🤖 AI Summary
This work systematically investigates the design, training, and sampling strategies of the time-continuous bidirectional “head” module within the Transition Matching (TM) framework to enhance both quality and efficiency in text-to-image generation. Based on 549 ablation experiments across 56 models (1.7B parameters each), we quantitatively analyze the impact of architectural choices (MLP vs. Transformer heads), temporal weighting mechanisms, and stochastic sampling frequency on FID, CLIP Score, and training/inference overhead. We uncover, for the first time, key design principles for TM heads: (i) MLP heads with high-frequency sampling achieve state-of-the-art overall performance; (ii) Transformer heads—when combined with sequence scaling and low-frequency sampling—significantly improve aesthetic quality. Our findings provide a reproducible, scalable design guideline and an efficient pathway for industrial deployment of TM.
📝 Abstract
Transition Matching (TM) is an emerging paradigm for generative modeling that generalizes diffusion and flow-matching models as well as continuous-state autoregressive models. TM, similar to previous paradigms, gradually transforms noise samples to data samples, however it uses a second ``internal'' generative model to implement the transition steps, making the transitions more expressive compared to diffusion and flow models.

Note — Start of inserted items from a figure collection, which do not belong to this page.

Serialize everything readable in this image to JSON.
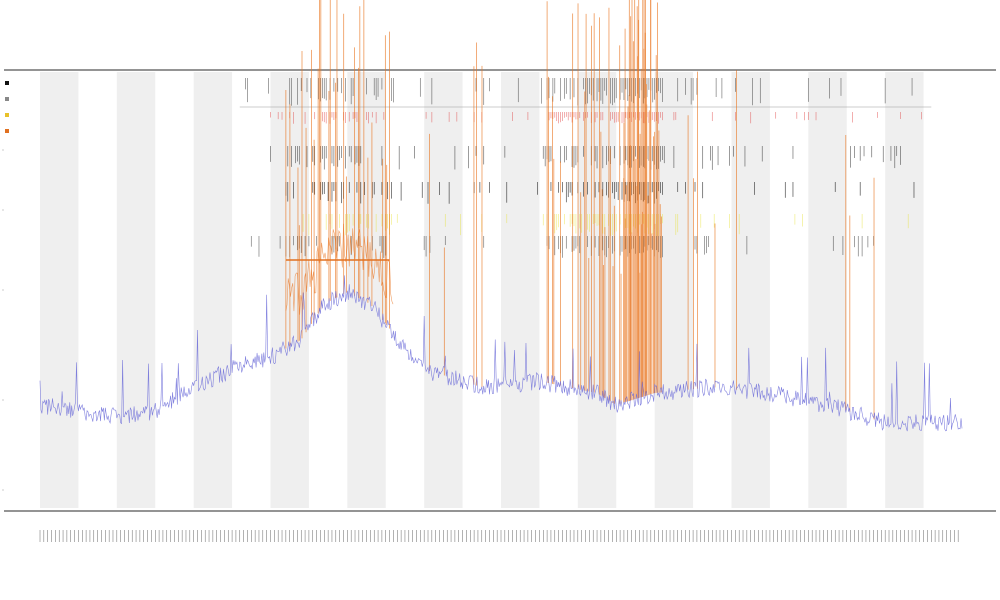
{
  "chart_data": {
    "type": "line",
    "title": "",
    "subtitle_lines": [
      "",
      ""
    ],
    "xlabel": "",
    "ylabel": "",
    "grid": false,
    "legend_position": "top-left",
    "legend_entries": [
      {
        "name": "",
        "color": "#111111"
      },
      {
        "name": "",
        "color": "#888888"
      },
      {
        "name": "",
        "color": "#e8c12a"
      },
      {
        "name": "",
        "color": "#e07020"
      }
    ],
    "colors": {
      "baseline": "#6b6bd8",
      "peaks": "#e8741f",
      "flagged": "#e04040",
      "highlight_band": "#e6e029",
      "band_shading": "#efefef",
      "ticks": "#111111"
    },
    "x_domain": [
      0,
      240
    ],
    "y_domain": [
      0,
      100
    ],
    "x_tick_count": 240,
    "shaded_band_count": 12,
    "tracks": [
      {
        "name": "ticks-top",
        "label": ""
      },
      {
        "name": "flagged",
        "label": ""
      },
      {
        "name": "group-1",
        "label": ""
      },
      {
        "name": "group-2",
        "label": ""
      },
      {
        "name": "group-3",
        "label": ""
      },
      {
        "name": "group-4",
        "label": ""
      }
    ],
    "segment_bar": {
      "x_start": 64,
      "x_end": 91,
      "color": "#e07020"
    },
    "baseline_profile": [
      [
        0,
        16
      ],
      [
        10,
        15
      ],
      [
        20,
        14
      ],
      [
        30,
        15
      ],
      [
        40,
        19
      ],
      [
        50,
        22
      ],
      [
        60,
        24
      ],
      [
        68,
        27
      ],
      [
        74,
        33
      ],
      [
        80,
        35
      ],
      [
        86,
        33
      ],
      [
        92,
        28
      ],
      [
        100,
        22
      ],
      [
        115,
        19
      ],
      [
        130,
        20
      ],
      [
        145,
        18
      ],
      [
        150,
        16
      ],
      [
        160,
        18
      ],
      [
        175,
        19
      ],
      [
        190,
        18
      ],
      [
        205,
        16
      ],
      [
        220,
        13
      ],
      [
        240,
        13
      ]
    ],
    "peak_clusters": [
      {
        "x_start": 64,
        "x_end": 92,
        "height": 62,
        "density": 0.35
      },
      {
        "x_start": 100,
        "x_end": 118,
        "height": 58,
        "density": 0.12
      },
      {
        "x_start": 132,
        "x_end": 160,
        "height": 70,
        "density": 0.55
      },
      {
        "x_start": 152,
        "x_end": 162,
        "height": 85,
        "density": 0.9
      },
      {
        "x_start": 168,
        "x_end": 182,
        "height": 55,
        "density": 0.15
      },
      {
        "x_start": 208,
        "x_end": 220,
        "height": 50,
        "density": 0.12
      }
    ]
  }
}
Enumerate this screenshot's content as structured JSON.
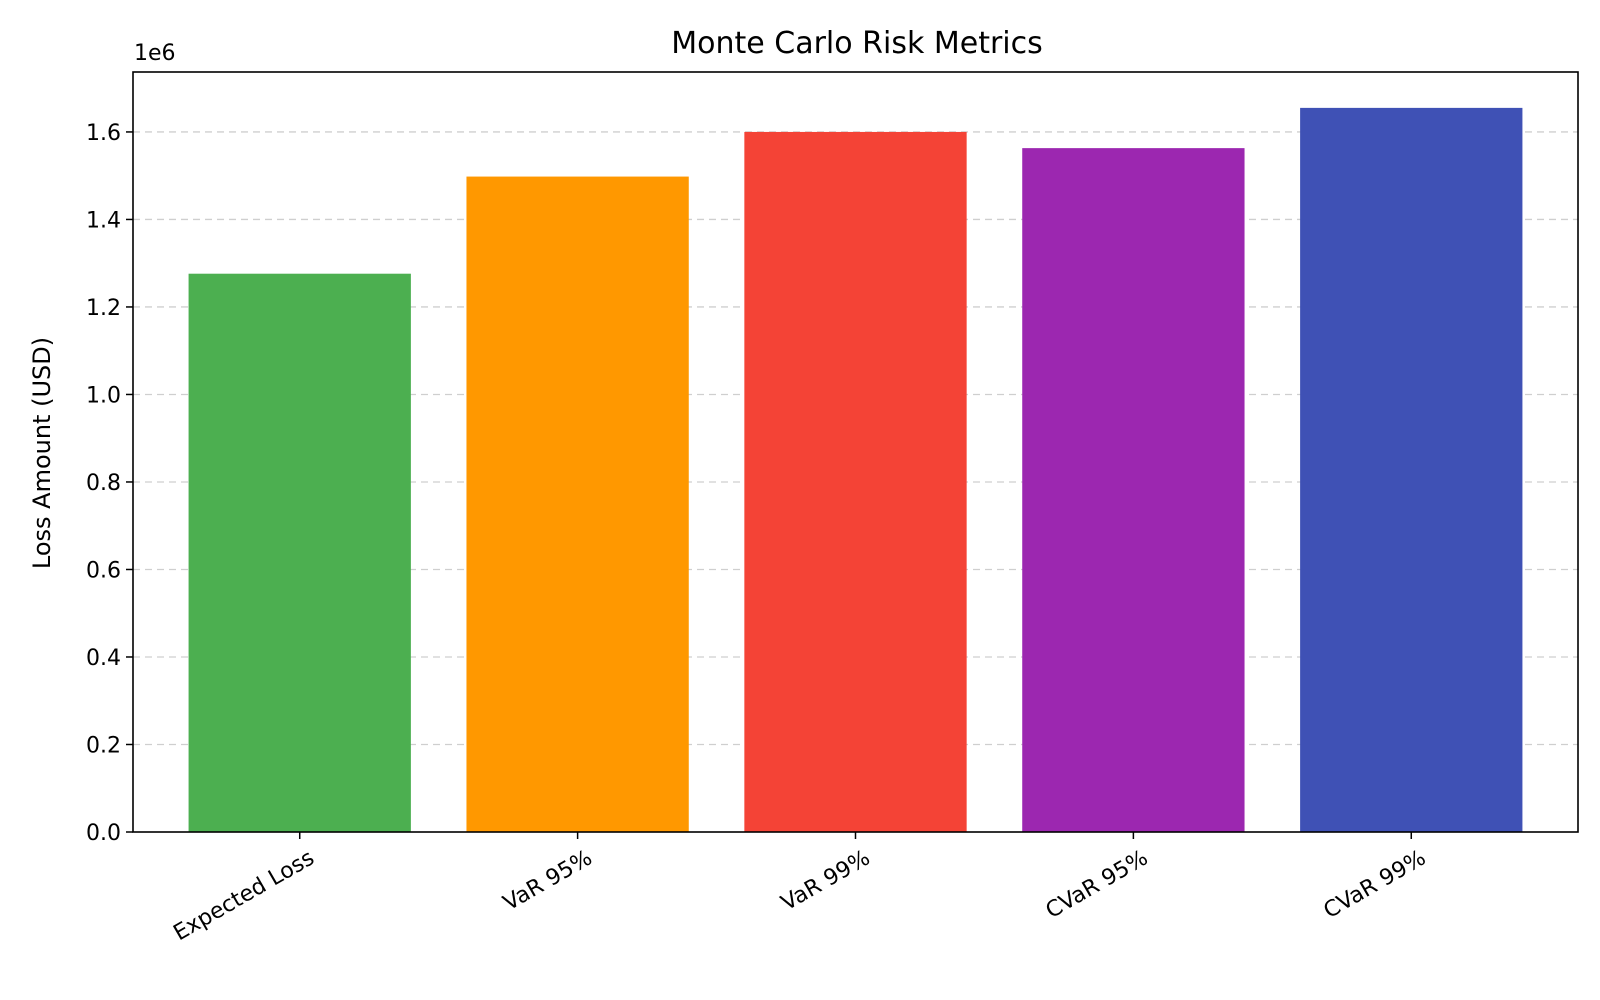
{
  "chart_data": {
    "type": "bar",
    "title": "Monte Carlo Risk Metrics",
    "xlabel": "",
    "ylabel": "Loss Amount (USD)",
    "y_offset_label": "1e6",
    "y_scale": 1000000,
    "categories": [
      "Expected Loss",
      "VaR 95%",
      "VaR 99%",
      "CVaR 95%",
      "CVaR 99%"
    ],
    "values": [
      1276000,
      1498000,
      1600000,
      1563000,
      1655000
    ],
    "colors": [
      "#4caf50",
      "#ff9800",
      "#f44336",
      "#9c27b0",
      "#3f51b5"
    ],
    "ylim": [
      0,
      1737000
    ],
    "yticks": [
      0,
      200000,
      400000,
      600000,
      800000,
      1000000,
      1200000,
      1400000,
      1600000
    ],
    "ytick_labels": [
      "0.0",
      "0.2",
      "0.4",
      "0.6",
      "0.8",
      "1.0",
      "1.2",
      "1.4",
      "1.6"
    ],
    "grid": "y-dashed",
    "legend": "none"
  }
}
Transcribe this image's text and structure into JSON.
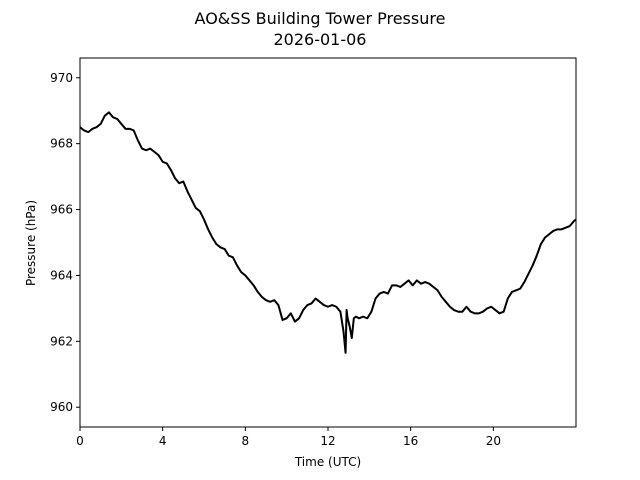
{
  "chart_data": {
    "type": "line",
    "title": "AO&SS Building Tower Pressure",
    "subtitle": "2026-01-06",
    "xlabel": "Time (UTC)",
    "ylabel": "Pressure (hPa)",
    "xlim": [
      0,
      24
    ],
    "ylim": [
      959.4,
      970.6
    ],
    "xticks": [
      0,
      4,
      8,
      12,
      16,
      20
    ],
    "xtick_labels": [
      "0",
      "4",
      "8",
      "12",
      "16",
      "20"
    ],
    "yticks": [
      960,
      962,
      964,
      966,
      968,
      970
    ],
    "ytick_labels": [
      "960",
      "962",
      "964",
      "966",
      "968",
      "970"
    ],
    "grid": false,
    "series_color": "#000000",
    "series": [
      {
        "x": [
          0,
          0.2,
          0.4,
          0.6,
          0.8,
          1.0,
          1.2,
          1.4,
          1.6,
          1.8,
          2.0,
          2.2,
          2.4,
          2.6,
          2.8,
          3.0,
          3.2,
          3.4,
          3.6,
          3.8,
          4.0,
          4.2,
          4.4,
          4.6,
          4.8,
          5.0,
          5.2,
          5.4,
          5.6,
          5.8,
          6.0,
          6.2,
          6.4,
          6.6,
          6.8,
          7.0,
          7.2,
          7.4,
          7.6,
          7.8,
          8.0,
          8.2,
          8.4,
          8.6,
          8.8,
          9.0,
          9.2,
          9.4,
          9.6,
          9.8,
          10.0,
          10.2,
          10.4,
          10.6,
          10.8,
          11.0,
          11.2,
          11.4,
          11.6,
          11.8,
          12.0,
          12.2,
          12.4,
          12.6,
          12.75,
          12.85,
          12.9,
          12.95,
          13.05,
          13.15,
          13.25,
          13.35,
          13.5,
          13.7,
          13.9,
          14.1,
          14.3,
          14.5,
          14.7,
          14.9,
          15.1,
          15.3,
          15.5,
          15.7,
          15.9,
          16.1,
          16.3,
          16.5,
          16.7,
          16.9,
          17.1,
          17.3,
          17.5,
          17.7,
          17.9,
          18.1,
          18.3,
          18.5,
          18.7,
          18.9,
          19.1,
          19.3,
          19.5,
          19.7,
          19.9,
          20.1,
          20.3,
          20.5,
          20.7,
          20.9,
          21.1,
          21.3,
          21.5,
          21.7,
          21.9,
          22.1,
          22.3,
          22.5,
          22.7,
          22.9,
          23.1,
          23.3,
          23.5,
          23.7,
          23.9,
          24.0
        ],
        "y": [
          968.5,
          968.4,
          968.35,
          968.45,
          968.5,
          968.6,
          968.85,
          968.95,
          968.8,
          968.75,
          968.6,
          968.45,
          968.45,
          968.4,
          968.1,
          967.85,
          967.8,
          967.85,
          967.75,
          967.65,
          967.45,
          967.4,
          967.2,
          966.95,
          966.8,
          966.85,
          966.55,
          966.3,
          966.05,
          965.95,
          965.7,
          965.4,
          965.15,
          964.95,
          964.85,
          964.8,
          964.6,
          964.55,
          964.3,
          964.1,
          964.0,
          963.85,
          963.7,
          963.5,
          963.35,
          963.25,
          963.2,
          963.25,
          963.1,
          962.65,
          962.7,
          962.85,
          962.6,
          962.7,
          962.95,
          963.1,
          963.15,
          963.3,
          963.2,
          963.1,
          963.05,
          963.1,
          963.05,
          962.9,
          962.3,
          961.65,
          962.95,
          962.7,
          962.45,
          962.1,
          962.7,
          962.75,
          962.7,
          962.75,
          962.7,
          962.9,
          963.3,
          963.45,
          963.5,
          963.45,
          963.7,
          963.7,
          963.65,
          963.75,
          963.85,
          963.7,
          963.85,
          963.75,
          963.8,
          963.75,
          963.65,
          963.55,
          963.35,
          963.2,
          963.05,
          962.95,
          962.9,
          962.9,
          963.05,
          962.9,
          962.85,
          962.85,
          962.9,
          963.0,
          963.05,
          962.95,
          962.85,
          962.9,
          963.3,
          963.5,
          963.55,
          963.6,
          963.8,
          964.05,
          964.3,
          964.6,
          964.95,
          965.15,
          965.25,
          965.35,
          965.4,
          965.4,
          965.45,
          965.5,
          965.65,
          965.7
        ]
      }
    ]
  }
}
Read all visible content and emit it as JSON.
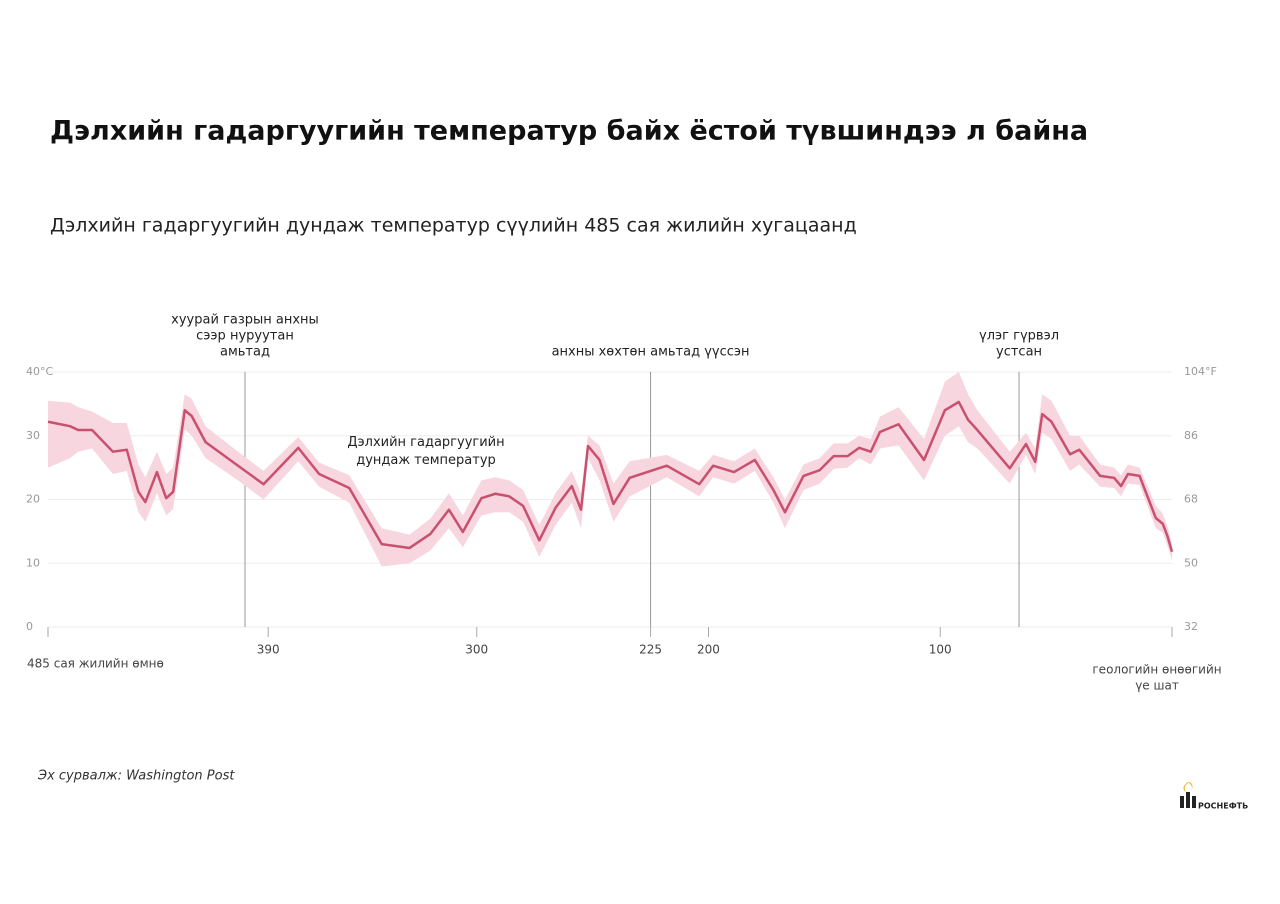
{
  "chart_data": {
    "type": "line",
    "title": "Дэлхийн гадаргуугийн температур байх ёстой түвшиндээ л байна",
    "subtitle": "Дэлхийн гадаргуугийн дундаж температур сүүлийн 485 сая жилийн хугацаанд",
    "xlim": [
      485,
      0
    ],
    "xticks": [
      390,
      300,
      225,
      200,
      100
    ],
    "x_start_label": "485 сая жилийн өмнө",
    "x_end_label": [
      "геологийн өнөөгийн",
      "үе шат"
    ],
    "ylim": [
      0,
      40
    ],
    "yticks": [
      0,
      10,
      20,
      30,
      {
        "value": 40,
        "label": "40°C"
      }
    ],
    "y2lim": [
      32,
      104
    ],
    "y2ticks": [
      32,
      50,
      68,
      86,
      {
        "value": 104,
        "label": "104°F"
      }
    ],
    "grid": true,
    "series": [
      {
        "name": "Дэлхийн гадаргуугийн дундаж температур",
        "color": "#c9506e",
        "band_color": "#f7d6df",
        "x": [
          485,
          475.5,
          472,
          466,
          457,
          451,
          446,
          443,
          438,
          434,
          431,
          426,
          423,
          417,
          403,
          392,
          377,
          368,
          355,
          341,
          329,
          320,
          312,
          306,
          298,
          292,
          286,
          280,
          273,
          266,
          259,
          255,
          252,
          247,
          241,
          234,
          218,
          204,
          198,
          189,
          180,
          172,
          167,
          159,
          152,
          146,
          140,
          135,
          130,
          126,
          118,
          107,
          98,
          92,
          88,
          84,
          70,
          63,
          59,
          56,
          52,
          44,
          40,
          31,
          25,
          22,
          19,
          14,
          7,
          4,
          2,
          0
        ],
        "values": [
          32.2,
          31.5,
          30.9,
          30.9,
          27.5,
          27.8,
          21.2,
          19.6,
          24.3,
          20.2,
          21.2,
          34.0,
          33.1,
          29.0,
          25.3,
          22.4,
          28.1,
          24.0,
          21.8,
          13.0,
          12.4,
          14.6,
          18.4,
          14.9,
          20.2,
          20.9,
          20.5,
          19.0,
          13.6,
          18.7,
          22.1,
          18.4,
          28.4,
          26.2,
          19.3,
          23.4,
          25.3,
          22.4,
          25.3,
          24.3,
          26.2,
          21.5,
          18.0,
          23.7,
          24.6,
          26.8,
          26.8,
          28.1,
          27.5,
          30.6,
          31.8,
          26.2,
          34.0,
          35.3,
          32.5,
          30.9,
          24.9,
          28.7,
          25.9,
          33.4,
          32.2,
          27.1,
          27.8,
          23.7,
          23.4,
          22.1,
          24.0,
          23.7,
          17.1,
          16.2,
          14.3,
          11.8
        ],
        "upper": [
          35.5,
          35.2,
          34.5,
          33.8,
          32.0,
          32.0,
          25.5,
          23.5,
          27.5,
          24.0,
          25.0,
          36.5,
          35.8,
          31.5,
          27.5,
          24.5,
          29.8,
          25.8,
          23.8,
          15.5,
          14.5,
          17.0,
          21.0,
          17.5,
          23.0,
          23.5,
          23.0,
          21.5,
          16.0,
          21.0,
          24.5,
          21.0,
          30.0,
          28.5,
          22.5,
          26.0,
          27.0,
          24.5,
          27.0,
          26.0,
          28.0,
          23.5,
          20.0,
          25.5,
          26.5,
          28.8,
          28.8,
          30.0,
          29.5,
          33.0,
          34.5,
          29.5,
          38.5,
          40.0,
          36.5,
          34.0,
          27.5,
          30.5,
          28.0,
          36.5,
          35.5,
          30.0,
          30.0,
          25.5,
          25.0,
          23.8,
          25.5,
          25.0,
          19.0,
          17.8,
          15.8,
          13.0
        ],
        "lower": [
          25.0,
          26.5,
          27.5,
          28.0,
          24.0,
          24.5,
          18.0,
          16.5,
          21.0,
          17.5,
          18.5,
          31.0,
          30.0,
          26.5,
          23.0,
          20.0,
          26.0,
          22.0,
          19.5,
          9.5,
          10.0,
          12.0,
          15.5,
          12.5,
          17.5,
          18.0,
          18.0,
          16.5,
          11.0,
          16.0,
          19.5,
          15.5,
          26.5,
          23.0,
          16.5,
          20.5,
          23.5,
          20.5,
          23.5,
          22.5,
          24.5,
          19.5,
          15.5,
          21.5,
          22.5,
          24.8,
          25.0,
          26.5,
          25.5,
          28.0,
          28.5,
          23.0,
          30.0,
          31.5,
          29.0,
          28.0,
          22.5,
          27.0,
          24.0,
          30.5,
          29.5,
          24.5,
          25.5,
          22.0,
          21.8,
          20.5,
          22.5,
          22.3,
          15.5,
          14.8,
          12.8,
          10.5
        ]
      }
    ],
    "annotations": [
      {
        "x": 400,
        "lines": [
          "хуурай газрын анхны",
          "сээр нуруутан",
          "амьтад"
        ]
      },
      {
        "x": 225,
        "lines": [
          "анхны хөхтөн амьтад үүссэн"
        ]
      },
      {
        "x": 66,
        "lines": [
          "үлэг гүрвэл",
          "устсан"
        ]
      }
    ],
    "source": "Эх сурвалж: Washington Post",
    "logo": "РОСНЕФТЬ"
  }
}
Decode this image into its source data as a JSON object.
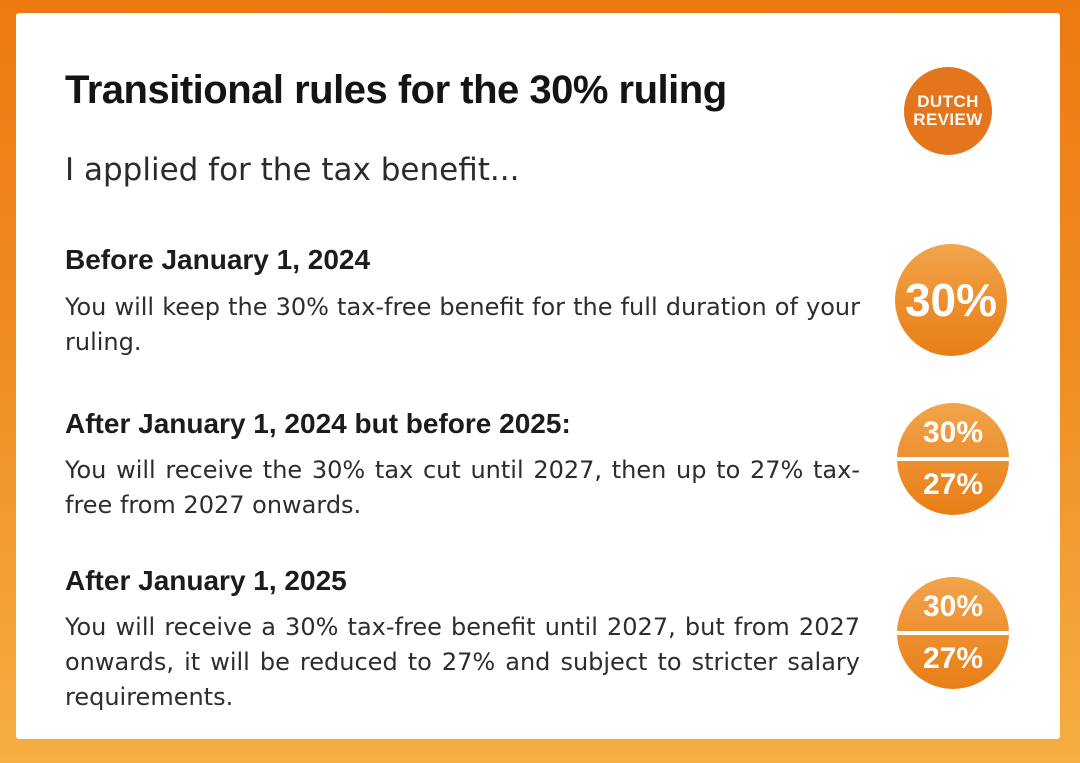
{
  "page": {
    "title": "Transitional rules for the 30% ruling",
    "subtitle": "I applied for the tax benefit...",
    "logo": {
      "line1": "DUTCH",
      "line2": "REVIEW"
    },
    "sections": [
      {
        "heading": "Before January 1, 2024",
        "body": "You will keep the 30% tax-free benefit for the full duration of your ruling.",
        "badge": {
          "values": [
            "30%"
          ]
        }
      },
      {
        "heading": "After January 1, 2024 but before 2025:",
        "body": "You will receive the 30% tax cut until 2027, then up to 27% tax-free from 2027 onwards.",
        "badge": {
          "values": [
            "30%",
            "27%"
          ]
        }
      },
      {
        "heading": "After January 1, 2025",
        "body": "You will receive a 30% tax-free benefit until 2027, but from 2027 onwards, it will be reduced to 27% and subject to stricter salary requirements.",
        "badge": {
          "values": [
            "30%",
            "27%"
          ]
        }
      }
    ],
    "colors": {
      "border_gradient_top": "#EC7A10",
      "border_gradient_bottom": "#F5AE43",
      "card_background": "#FFFFFF",
      "logo_orange": "#E3751D",
      "badge_gradient_top": "#F2A54C",
      "badge_gradient_bottom": "#E87E15",
      "title_text": "#141414",
      "body_text": "#2D2D2D"
    }
  }
}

To make this paradigm tractable, TM employs a large backbone network and a smaller "head" module to efficiently execute the generative transition step. In this work, we present a large-scale, systematic investigation into the design, training and sampling of the head in TM frameworks, focusing on its time-continuous bidirectional variant. Through comprehensive ablations and experimentation involving training 56 different 1.7B text-to-image models (resulting in 549 unique evaluations) we evaluate the affect of the head module architecture and modeling during training as-well as a useful family of stochastic TM samplers. We analyze the impact on generation quality, training, and inference efficiency. We find that TM with an MLP head, trained with a particular time weighting and sampled with high frequency sampler provides best ranking across all metrics reaching state-of-the-art among all tested baselines, while Transformer head with sequence scaling and low frequency sampling is a runner up excelling at image aesthetics. Lastly, we believe the experiments presented highlight the design aspects that are likely to provide most quality and efficiency gains, while at the same time indicate what design choices are not likely to provide further gains.